2. Dogs have wet noses to enhance selective olefactory sensitivity. Certain types of molecules (water soluble ones, I assume) are preferentially attracted to wet surfaces, and this functions as a filter for the sort of things that dogs want to smell. I'd guess that oily substances just float above the surface of the water, so that poor Fido doesn't get overwhelmed by a spray of perfume. Think of it as the aromatic equivalent of a pair of polarized sunglasses.

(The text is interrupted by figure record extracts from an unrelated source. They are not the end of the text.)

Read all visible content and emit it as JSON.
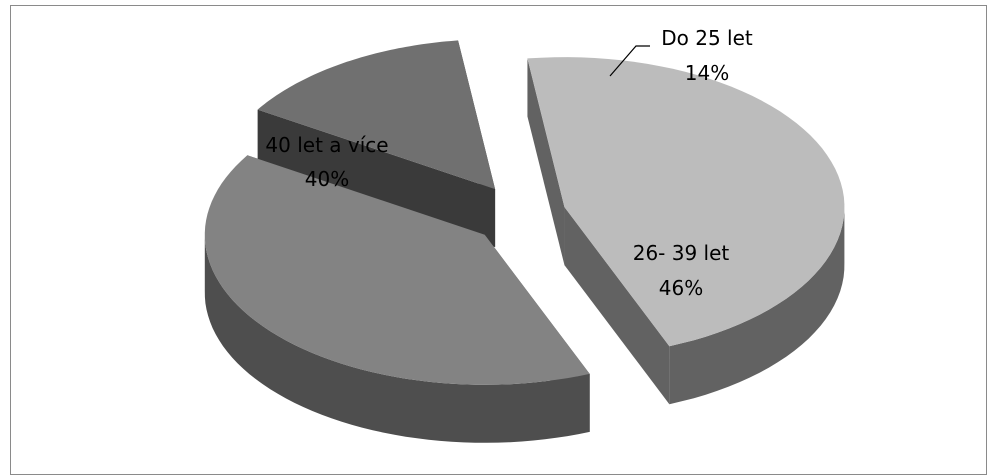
{
  "chart_data": {
    "type": "pie",
    "style": "3d-exploded",
    "title": "",
    "legend": "none",
    "slices": [
      {
        "label": "Do 25 let",
        "percent": 14,
        "pct_label": "14%",
        "top_color": "#707070",
        "side_color": "#3a3a3a"
      },
      {
        "label": "26- 39 let",
        "percent": 46,
        "pct_label": "46%",
        "top_color": "#bcbcbc",
        "side_color": "#626262"
      },
      {
        "label": "40 let a více",
        "percent": 40,
        "pct_label": "40%",
        "top_color": "#838383",
        "side_color": "#4e4e4e"
      }
    ]
  }
}
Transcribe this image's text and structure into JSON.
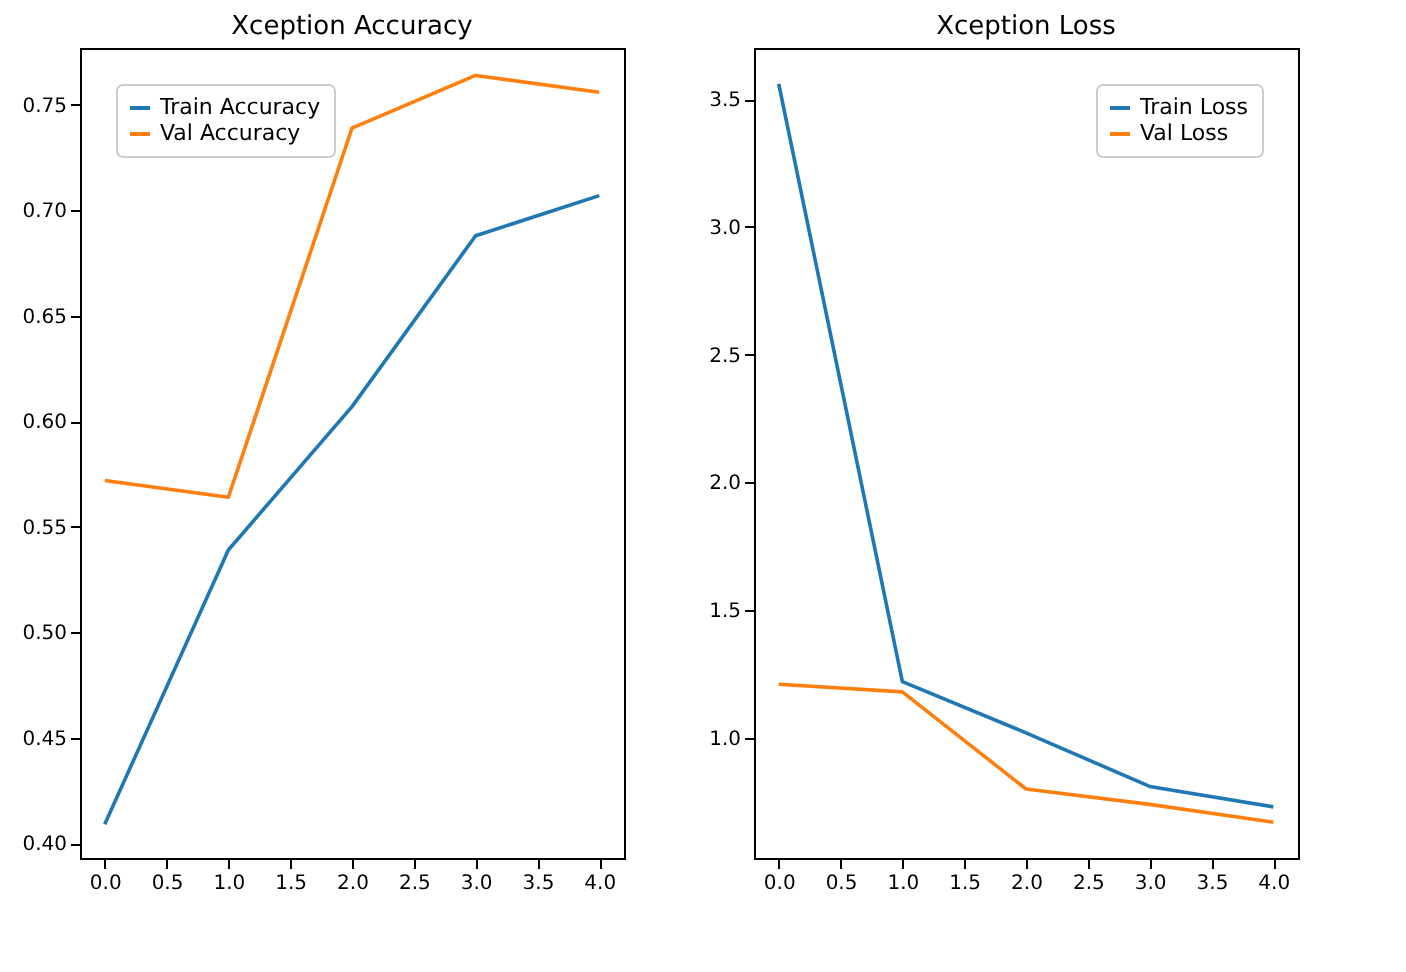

3. Rats love to be tickled, and you can hear them laughing if you use an utrasonic transducer. Technically this is science from 2007, but the video was new to me so I'm going to include it. If I ever get a rat, I definitely want one of these gizmos so I can listen to him laughing. It makes them seem so much more human.
4. Electrons can be caught on video. An electron, of course isn't a tiny blue ball, like you see in your textbooks. It's a wave, with alternating nodes (regions of high density) and antinodes (regions of low density). The "density" is the probability that the electron is there. (Don't try to understand it, if you're new to quantum mechanics. Just accept that electrons are weird and can't decide where they are.) I did my own thesis on a theoretic prediction of how you could "see" electrons by the effect they have on a nearby atom, with images very much like this one, but this is a more direct and time-dependent mechanism that allows you to watch the same electron as it moves.
5. The Large Hadron Collider actually worked. The world did not implode in the process, so far as anyone can tell. Maybe not the most remarkable new discovery, but I enjoyed the title of the article all the same!